To predict the dynamics of human body during space missions, multibody dynamics approach is implemented. The goal of these model is to predict the dynamic response of body due to shocks and vibrations during mission. One of the presented models is a human body with solid spine and the other one is with flexible spine. The developed seat-occupant model is placed on a polyurethane foam as seat cushion and harnessed with seatbelt. The main frame forms the geometry of seat and the cushion is located on this frame. This model has been verified using finite element model and previous studies. Also, experimental studies has been practiced using a fabricated seat, dummy, cushion and seatbelt and shock is exposed to the system by shaker and the motion is recorded using sensors for comparison sakes.
The presented model has been used for minimizing injuries to head, neck and spine during space mission and the optimum geometry of seat frame is obtained in each case. The Pareto front from multi-objective optimization has been also captured.

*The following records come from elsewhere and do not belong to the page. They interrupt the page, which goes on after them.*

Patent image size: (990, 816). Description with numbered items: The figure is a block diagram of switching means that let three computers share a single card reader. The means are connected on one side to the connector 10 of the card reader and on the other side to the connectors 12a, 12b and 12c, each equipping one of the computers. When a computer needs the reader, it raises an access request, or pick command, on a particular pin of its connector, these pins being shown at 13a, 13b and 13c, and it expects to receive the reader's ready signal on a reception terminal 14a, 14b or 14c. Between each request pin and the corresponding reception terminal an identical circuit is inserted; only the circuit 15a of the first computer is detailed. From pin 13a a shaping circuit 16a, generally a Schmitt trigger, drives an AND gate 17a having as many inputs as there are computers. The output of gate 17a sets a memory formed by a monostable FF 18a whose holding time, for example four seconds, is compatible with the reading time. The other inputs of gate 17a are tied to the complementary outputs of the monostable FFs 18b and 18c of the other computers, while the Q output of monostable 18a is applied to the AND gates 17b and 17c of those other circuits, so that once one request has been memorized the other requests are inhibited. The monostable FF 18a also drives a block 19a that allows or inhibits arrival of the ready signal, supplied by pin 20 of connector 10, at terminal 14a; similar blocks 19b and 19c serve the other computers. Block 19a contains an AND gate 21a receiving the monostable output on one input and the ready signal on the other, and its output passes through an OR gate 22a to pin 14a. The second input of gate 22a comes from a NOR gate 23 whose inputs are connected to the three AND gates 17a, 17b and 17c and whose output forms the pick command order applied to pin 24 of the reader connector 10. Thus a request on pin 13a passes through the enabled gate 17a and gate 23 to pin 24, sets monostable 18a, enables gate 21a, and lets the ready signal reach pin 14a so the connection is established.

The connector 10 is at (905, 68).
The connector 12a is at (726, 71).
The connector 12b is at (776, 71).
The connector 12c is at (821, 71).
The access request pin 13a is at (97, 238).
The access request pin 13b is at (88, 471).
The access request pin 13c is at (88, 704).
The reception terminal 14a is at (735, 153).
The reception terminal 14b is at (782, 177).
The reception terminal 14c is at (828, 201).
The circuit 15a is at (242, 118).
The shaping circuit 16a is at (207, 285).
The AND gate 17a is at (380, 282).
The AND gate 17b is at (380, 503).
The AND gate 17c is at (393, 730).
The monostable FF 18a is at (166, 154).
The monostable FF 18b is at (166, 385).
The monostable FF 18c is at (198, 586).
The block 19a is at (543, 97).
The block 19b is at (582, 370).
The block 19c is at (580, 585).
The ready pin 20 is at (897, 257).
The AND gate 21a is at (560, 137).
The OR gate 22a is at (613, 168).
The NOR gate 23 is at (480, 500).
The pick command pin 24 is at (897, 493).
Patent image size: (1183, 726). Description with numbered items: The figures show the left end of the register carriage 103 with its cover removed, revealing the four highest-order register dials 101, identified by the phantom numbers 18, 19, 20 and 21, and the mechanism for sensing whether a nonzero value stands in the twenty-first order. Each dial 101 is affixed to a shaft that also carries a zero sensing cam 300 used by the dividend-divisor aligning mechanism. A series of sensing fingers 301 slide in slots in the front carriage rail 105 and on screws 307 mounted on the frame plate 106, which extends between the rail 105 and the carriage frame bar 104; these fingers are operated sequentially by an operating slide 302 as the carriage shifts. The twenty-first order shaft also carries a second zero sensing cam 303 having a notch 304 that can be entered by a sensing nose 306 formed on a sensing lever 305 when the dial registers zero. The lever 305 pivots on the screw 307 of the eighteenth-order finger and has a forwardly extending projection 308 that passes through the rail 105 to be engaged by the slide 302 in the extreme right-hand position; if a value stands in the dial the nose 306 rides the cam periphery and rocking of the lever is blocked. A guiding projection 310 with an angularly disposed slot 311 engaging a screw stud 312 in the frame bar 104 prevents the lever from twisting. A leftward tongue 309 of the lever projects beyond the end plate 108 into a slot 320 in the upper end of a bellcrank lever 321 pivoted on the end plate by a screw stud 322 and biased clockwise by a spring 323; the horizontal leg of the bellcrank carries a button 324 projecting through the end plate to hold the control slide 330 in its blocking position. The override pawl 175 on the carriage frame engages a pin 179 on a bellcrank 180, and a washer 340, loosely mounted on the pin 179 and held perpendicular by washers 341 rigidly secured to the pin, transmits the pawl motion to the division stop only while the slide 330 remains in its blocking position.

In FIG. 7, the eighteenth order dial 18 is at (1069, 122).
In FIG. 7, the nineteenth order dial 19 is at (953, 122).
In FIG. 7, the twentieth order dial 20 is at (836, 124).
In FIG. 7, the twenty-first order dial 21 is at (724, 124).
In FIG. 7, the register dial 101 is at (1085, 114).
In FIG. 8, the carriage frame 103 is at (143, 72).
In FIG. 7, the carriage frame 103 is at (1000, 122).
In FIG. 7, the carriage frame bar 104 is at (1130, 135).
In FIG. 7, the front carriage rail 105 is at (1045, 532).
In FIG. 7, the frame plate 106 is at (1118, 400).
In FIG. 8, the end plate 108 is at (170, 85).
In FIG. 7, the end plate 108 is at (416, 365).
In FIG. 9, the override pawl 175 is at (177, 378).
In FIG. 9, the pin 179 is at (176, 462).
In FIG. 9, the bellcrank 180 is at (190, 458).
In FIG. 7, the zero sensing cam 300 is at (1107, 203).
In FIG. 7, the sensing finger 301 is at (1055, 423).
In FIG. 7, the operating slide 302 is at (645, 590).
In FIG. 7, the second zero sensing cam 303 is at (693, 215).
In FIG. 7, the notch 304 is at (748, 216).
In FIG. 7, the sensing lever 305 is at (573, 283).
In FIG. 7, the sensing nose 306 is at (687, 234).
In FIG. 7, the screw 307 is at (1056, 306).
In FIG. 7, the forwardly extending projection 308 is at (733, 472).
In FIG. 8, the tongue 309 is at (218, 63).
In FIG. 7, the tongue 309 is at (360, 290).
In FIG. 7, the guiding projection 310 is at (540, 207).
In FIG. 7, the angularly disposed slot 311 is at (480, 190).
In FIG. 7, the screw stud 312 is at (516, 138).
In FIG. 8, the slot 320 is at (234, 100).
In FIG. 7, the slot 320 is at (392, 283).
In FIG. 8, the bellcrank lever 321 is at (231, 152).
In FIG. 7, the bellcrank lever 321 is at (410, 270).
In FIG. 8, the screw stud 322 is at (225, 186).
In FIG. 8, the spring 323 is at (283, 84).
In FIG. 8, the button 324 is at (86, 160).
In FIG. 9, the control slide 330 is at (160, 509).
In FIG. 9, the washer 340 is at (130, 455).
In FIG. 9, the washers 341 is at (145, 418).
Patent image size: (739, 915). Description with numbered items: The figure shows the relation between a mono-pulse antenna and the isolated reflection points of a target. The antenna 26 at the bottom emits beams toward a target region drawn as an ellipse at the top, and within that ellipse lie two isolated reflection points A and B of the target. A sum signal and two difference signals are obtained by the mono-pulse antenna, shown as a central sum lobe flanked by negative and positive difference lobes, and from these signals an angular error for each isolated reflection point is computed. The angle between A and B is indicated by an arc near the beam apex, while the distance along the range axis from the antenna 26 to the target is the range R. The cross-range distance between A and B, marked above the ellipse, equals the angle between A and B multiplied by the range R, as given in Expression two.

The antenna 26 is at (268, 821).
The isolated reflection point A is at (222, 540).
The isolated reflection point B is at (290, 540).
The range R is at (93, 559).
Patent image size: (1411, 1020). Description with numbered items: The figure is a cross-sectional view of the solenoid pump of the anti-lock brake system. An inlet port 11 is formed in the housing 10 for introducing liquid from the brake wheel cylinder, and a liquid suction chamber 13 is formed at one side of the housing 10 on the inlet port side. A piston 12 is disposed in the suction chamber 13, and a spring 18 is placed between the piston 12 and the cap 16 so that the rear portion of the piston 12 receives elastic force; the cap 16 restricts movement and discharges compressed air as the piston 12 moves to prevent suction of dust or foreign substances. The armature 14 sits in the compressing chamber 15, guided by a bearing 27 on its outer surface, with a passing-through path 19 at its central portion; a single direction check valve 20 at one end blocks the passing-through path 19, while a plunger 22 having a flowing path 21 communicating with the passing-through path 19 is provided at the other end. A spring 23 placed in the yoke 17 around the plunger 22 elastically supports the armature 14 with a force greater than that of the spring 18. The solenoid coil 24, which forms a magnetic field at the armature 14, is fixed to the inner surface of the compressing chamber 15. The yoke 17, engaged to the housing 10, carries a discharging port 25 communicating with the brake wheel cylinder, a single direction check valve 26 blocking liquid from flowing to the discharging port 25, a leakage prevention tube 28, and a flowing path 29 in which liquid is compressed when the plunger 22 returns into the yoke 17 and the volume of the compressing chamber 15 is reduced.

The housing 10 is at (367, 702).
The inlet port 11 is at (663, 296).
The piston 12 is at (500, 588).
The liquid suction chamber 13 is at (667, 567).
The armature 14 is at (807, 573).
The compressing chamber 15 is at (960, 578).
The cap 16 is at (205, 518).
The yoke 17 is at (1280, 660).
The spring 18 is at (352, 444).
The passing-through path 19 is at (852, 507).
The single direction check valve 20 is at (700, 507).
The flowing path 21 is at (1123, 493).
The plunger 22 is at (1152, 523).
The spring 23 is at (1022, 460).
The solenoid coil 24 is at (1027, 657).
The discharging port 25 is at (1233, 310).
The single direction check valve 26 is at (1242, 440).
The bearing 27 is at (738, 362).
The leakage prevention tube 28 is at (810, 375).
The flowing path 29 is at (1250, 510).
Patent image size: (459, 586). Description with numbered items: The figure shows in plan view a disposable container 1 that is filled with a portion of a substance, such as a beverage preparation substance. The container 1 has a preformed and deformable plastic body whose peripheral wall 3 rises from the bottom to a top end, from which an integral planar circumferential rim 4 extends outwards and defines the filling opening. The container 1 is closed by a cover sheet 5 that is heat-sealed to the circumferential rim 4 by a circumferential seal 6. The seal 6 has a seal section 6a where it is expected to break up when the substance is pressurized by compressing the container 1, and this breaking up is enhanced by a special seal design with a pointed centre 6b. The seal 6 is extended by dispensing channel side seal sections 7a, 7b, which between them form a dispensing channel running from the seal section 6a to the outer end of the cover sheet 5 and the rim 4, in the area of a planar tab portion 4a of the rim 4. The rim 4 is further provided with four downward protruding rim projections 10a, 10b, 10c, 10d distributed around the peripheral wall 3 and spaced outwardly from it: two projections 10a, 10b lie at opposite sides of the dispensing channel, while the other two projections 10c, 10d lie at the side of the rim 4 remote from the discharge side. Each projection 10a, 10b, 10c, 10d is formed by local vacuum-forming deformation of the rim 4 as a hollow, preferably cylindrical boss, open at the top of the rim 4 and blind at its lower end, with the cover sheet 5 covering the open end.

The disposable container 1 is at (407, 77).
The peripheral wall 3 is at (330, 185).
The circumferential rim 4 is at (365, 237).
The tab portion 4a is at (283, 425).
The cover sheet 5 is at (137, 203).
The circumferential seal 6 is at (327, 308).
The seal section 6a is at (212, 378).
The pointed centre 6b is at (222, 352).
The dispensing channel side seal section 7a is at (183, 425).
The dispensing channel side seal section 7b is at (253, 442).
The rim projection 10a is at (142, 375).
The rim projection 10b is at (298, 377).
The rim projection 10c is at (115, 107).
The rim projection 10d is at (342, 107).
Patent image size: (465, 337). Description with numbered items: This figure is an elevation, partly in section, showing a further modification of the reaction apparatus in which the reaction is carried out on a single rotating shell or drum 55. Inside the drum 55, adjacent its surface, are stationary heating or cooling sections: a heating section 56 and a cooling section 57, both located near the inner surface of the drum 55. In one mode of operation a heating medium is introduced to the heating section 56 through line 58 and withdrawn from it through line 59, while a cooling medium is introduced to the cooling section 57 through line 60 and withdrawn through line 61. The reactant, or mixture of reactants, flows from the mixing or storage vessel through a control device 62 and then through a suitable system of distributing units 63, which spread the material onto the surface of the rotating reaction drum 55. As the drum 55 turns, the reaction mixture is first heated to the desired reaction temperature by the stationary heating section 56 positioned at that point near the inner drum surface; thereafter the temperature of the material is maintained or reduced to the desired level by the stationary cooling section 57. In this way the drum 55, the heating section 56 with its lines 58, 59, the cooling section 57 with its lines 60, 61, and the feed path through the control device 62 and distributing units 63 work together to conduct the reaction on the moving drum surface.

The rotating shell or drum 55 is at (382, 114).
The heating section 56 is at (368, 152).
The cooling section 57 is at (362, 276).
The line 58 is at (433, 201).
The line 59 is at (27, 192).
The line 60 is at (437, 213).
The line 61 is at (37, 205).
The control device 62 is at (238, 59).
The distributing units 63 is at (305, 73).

Sensitivity analysis is also employed to assess the effects of different seat parameters on injury evaluation. Parameters such as seat frame geometry, seat cushion, seatbelt, input load and astronaut’s anthropometry is investigated. Presented studies are finally applied for designing Iranian spacecraft seat design. First, seat isolators has been designed based on exposed shocks and vibrations. Then, to minimize the occupant injury, the optimum seat frame geometry is assessed and the seat frame material is investigated using finite elements. Finally, the reliability of the system is evaluated.